A recent report from Cisco Talos exposes a cyber intrusion by a suspected Chinese-government-backed hacking collective, tracked as UAT-7237, into a Taiwanese web hosting provider. The attackers aimed to steal credentials and implant backdoors, enabling persistent and covert access to sensitive infrastructure.
The outfit has been active at least since 2022, based on forensic analysis of a remote server hosting SoftEther VPN—a favored tool for maintaining their foothold. The chosen VPN's configuration indicated a preference for Simplified Chinese, hinting at the attackers' origins.
Talos researchers believe UAT-7237 is a subgroup of the broader Chinese APT UAT-5918, which is notorious for targeting Taiwan's critical infrastructure and overlapping with other Chinese cyber gangs like Volt Typhoon and Flax Typhoon. Despite similarities, Talos distinguishes UAT-7237 by its unique operational tools and strategies.
UAT-7237 predominantly deploys Cobalt Strike as its main backdoor implant, while UAT-5918 leans on Meterpreter-based reverse shells and a greater number of web shells for remote access. UAT-7237, in contrast, uses a selective approach, deploying fewer web shells and leveraging direct remote desktop protocol (RDP) access and SoftEther VPN clients.
The report highlights that UAT-7237 exploits unpatched vulnerabilities on internet-facing servers for initial access. Once inside, the crew conducts quiet reconnaissance, seeking out valuable assets and setting up prolonged access. Their toolset blends custom and open-source software; notably, the SoundBill shellcode loader (based on VTHello, featuring decoy files from Chinese IM software QQ) is used for malware deployment.
For privilege escalation, UAT-7237 employs JuicyPotato, a tool favored by Chinese-speaking hackers, while credential stealing is achieved through multiple methods—Mimikatz for extracting credentials, registry and disk searches, and further exploitation with BAT files. The ssp_dump_lsass project, found on GitHub, is also used to dump LSASS memory and steal credentials.
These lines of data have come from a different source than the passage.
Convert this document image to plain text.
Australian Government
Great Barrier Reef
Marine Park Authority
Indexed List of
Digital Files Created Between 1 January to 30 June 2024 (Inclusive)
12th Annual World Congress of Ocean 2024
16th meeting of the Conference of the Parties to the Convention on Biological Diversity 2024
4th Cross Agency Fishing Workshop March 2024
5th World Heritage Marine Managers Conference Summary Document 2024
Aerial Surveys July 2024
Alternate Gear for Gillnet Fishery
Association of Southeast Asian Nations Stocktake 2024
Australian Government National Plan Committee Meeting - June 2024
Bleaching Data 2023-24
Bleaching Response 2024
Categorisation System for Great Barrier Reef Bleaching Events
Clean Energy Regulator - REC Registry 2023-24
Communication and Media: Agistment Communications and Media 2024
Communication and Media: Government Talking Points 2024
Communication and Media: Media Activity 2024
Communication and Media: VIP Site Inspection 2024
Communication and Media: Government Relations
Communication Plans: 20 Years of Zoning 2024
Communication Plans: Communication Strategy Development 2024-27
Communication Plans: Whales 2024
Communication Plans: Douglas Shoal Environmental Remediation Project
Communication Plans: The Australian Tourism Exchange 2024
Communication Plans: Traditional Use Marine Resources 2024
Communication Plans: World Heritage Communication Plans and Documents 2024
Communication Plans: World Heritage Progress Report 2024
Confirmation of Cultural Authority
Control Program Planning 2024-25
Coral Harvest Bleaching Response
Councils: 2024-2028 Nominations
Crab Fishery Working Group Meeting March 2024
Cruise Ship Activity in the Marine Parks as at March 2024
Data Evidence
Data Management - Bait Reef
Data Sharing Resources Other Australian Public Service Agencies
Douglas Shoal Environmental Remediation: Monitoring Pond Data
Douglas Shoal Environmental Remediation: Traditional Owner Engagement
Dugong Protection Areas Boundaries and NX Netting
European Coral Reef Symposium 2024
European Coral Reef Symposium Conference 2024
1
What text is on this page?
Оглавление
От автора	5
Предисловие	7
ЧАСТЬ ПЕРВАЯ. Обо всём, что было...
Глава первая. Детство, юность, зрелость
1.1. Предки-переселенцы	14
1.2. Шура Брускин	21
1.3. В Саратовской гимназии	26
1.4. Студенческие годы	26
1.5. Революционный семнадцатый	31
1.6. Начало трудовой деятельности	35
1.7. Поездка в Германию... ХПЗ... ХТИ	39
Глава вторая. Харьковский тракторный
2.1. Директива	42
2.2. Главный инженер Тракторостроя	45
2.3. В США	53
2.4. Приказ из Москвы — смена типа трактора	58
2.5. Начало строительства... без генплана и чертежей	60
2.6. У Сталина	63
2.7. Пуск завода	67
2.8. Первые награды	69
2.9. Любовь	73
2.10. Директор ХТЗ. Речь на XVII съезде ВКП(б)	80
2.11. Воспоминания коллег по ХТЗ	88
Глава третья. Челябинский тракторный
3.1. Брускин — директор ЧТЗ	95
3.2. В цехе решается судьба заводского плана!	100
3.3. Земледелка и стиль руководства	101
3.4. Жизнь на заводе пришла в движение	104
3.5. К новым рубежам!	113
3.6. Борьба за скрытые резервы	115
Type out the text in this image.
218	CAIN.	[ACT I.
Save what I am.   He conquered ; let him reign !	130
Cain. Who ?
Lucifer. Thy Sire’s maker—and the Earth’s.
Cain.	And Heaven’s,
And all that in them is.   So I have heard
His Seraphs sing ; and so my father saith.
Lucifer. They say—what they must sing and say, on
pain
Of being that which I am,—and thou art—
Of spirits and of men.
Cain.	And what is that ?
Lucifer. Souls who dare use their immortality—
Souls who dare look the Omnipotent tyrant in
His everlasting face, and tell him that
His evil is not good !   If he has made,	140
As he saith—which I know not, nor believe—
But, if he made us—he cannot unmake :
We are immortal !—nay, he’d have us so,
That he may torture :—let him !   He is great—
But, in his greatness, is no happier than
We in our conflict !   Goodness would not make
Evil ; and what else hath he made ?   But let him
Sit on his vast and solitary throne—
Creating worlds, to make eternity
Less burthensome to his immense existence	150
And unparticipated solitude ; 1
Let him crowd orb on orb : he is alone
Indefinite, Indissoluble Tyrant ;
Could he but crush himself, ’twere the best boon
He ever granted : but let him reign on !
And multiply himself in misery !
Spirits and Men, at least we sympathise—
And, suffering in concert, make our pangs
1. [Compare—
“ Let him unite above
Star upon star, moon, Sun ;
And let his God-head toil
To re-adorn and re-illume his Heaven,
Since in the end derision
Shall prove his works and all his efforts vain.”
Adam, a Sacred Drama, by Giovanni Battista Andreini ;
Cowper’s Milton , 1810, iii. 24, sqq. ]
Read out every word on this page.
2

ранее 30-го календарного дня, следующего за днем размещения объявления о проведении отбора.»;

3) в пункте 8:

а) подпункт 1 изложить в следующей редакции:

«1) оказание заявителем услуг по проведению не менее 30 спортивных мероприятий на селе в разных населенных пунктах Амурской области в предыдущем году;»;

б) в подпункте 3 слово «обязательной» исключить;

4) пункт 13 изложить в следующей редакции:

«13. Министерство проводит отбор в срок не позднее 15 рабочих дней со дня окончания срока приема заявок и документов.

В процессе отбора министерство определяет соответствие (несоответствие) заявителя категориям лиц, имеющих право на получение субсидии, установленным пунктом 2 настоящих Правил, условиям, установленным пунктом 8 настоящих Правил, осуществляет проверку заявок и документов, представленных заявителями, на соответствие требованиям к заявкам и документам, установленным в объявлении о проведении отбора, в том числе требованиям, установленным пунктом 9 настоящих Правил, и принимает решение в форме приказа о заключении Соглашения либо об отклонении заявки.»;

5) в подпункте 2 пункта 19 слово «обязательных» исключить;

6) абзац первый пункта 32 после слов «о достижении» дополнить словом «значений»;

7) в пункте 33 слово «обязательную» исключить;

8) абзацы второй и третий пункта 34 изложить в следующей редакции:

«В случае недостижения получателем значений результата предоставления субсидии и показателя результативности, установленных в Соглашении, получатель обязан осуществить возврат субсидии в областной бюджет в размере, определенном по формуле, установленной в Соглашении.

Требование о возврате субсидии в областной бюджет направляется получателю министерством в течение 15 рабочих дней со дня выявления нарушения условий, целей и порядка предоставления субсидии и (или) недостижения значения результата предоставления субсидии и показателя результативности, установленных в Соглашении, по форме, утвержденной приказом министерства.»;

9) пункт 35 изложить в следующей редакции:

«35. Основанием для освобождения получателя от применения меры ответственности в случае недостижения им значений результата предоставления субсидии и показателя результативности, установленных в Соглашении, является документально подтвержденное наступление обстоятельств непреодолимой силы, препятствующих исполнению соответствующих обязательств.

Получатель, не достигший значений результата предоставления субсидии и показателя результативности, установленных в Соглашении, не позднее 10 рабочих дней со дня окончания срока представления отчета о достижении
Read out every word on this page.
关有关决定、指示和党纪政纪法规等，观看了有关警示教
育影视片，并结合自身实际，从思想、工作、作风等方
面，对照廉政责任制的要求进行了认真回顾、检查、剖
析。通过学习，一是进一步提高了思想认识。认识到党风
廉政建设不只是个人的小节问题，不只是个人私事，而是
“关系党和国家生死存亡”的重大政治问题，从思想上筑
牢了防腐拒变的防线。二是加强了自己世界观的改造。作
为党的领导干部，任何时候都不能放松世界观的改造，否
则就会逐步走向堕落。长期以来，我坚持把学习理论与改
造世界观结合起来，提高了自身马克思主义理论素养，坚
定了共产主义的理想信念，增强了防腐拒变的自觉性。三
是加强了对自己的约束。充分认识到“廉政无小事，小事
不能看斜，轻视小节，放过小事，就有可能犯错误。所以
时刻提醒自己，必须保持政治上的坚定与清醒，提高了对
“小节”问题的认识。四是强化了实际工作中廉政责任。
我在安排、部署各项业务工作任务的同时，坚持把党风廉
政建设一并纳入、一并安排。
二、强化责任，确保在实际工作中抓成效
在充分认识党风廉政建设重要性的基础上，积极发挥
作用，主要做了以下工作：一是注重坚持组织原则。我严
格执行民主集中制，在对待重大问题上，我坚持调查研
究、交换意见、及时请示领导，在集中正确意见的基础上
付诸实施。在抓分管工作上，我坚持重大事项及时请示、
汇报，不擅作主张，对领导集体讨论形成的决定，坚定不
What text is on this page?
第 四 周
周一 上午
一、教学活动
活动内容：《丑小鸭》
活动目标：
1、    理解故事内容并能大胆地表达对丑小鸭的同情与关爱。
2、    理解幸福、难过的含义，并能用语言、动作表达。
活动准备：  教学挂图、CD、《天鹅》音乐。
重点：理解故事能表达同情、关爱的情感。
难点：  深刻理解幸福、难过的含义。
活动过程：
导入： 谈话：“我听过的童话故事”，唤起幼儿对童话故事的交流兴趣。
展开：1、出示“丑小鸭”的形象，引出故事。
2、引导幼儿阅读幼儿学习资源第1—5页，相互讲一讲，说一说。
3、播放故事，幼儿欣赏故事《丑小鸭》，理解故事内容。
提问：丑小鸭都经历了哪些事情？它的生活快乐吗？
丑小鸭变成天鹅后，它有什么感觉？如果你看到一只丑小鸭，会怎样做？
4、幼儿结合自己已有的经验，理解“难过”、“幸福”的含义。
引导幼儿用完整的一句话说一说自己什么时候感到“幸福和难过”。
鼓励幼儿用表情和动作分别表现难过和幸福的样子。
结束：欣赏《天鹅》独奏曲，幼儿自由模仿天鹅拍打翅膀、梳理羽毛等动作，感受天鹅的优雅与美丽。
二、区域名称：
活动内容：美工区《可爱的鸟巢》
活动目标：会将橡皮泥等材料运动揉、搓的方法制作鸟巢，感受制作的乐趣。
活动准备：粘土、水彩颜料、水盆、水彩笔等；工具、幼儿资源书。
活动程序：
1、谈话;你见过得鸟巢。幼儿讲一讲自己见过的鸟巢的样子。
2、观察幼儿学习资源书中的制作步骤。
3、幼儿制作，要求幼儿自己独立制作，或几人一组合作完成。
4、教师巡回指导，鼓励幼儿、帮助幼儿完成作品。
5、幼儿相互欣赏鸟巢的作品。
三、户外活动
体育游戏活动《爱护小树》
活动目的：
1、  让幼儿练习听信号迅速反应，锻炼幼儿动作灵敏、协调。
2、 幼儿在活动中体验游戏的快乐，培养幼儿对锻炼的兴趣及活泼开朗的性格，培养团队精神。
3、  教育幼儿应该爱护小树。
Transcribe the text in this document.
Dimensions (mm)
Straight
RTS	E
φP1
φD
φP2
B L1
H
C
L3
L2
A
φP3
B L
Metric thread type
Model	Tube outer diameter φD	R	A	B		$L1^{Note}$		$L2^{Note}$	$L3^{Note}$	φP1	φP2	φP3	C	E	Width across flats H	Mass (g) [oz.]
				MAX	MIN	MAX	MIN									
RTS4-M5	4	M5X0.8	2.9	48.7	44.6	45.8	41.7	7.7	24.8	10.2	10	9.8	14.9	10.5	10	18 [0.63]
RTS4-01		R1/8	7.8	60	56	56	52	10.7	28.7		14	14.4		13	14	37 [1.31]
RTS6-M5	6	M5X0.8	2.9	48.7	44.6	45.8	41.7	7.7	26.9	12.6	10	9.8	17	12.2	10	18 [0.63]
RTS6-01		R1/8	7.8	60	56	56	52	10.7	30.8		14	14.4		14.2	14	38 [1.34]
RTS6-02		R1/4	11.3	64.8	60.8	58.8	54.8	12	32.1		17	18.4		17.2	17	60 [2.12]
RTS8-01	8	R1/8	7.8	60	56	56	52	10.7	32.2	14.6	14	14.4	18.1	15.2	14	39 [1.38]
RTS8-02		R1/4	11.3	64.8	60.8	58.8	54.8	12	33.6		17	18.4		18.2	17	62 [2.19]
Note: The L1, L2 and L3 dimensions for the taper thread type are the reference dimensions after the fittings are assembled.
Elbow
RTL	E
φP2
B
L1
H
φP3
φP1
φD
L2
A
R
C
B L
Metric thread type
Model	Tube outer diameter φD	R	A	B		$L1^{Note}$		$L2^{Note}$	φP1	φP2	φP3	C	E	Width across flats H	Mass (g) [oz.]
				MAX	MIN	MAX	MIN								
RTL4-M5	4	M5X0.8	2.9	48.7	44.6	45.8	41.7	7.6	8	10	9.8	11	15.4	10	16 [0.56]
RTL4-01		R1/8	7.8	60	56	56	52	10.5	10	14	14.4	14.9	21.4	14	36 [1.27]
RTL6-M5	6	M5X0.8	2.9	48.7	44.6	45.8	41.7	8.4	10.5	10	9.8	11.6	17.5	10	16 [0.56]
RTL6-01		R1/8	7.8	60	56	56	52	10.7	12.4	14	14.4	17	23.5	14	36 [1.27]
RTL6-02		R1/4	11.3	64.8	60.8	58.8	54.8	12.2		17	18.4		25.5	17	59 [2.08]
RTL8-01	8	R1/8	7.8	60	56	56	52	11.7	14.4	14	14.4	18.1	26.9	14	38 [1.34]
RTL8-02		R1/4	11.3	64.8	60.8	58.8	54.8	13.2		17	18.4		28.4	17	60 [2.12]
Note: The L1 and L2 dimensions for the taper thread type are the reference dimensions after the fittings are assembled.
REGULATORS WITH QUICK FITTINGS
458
Network scanning is performed using FScan, allowing the group to map open ports on IP subnets and gather information about SMB services on target endpoints. Attackers then use stolen credentials to pivot laterally within the victim’s network, seeking further targets of interest.
Although Talos has not revealed the full scope of UAT-7237’s campaign or disclosed the vulnerabilities exploited, the findings underscore the importance of patching exposed systems and maintaining vigilant security practices. The published indicators of compromise serve as practical tools for organizations facing similar threats.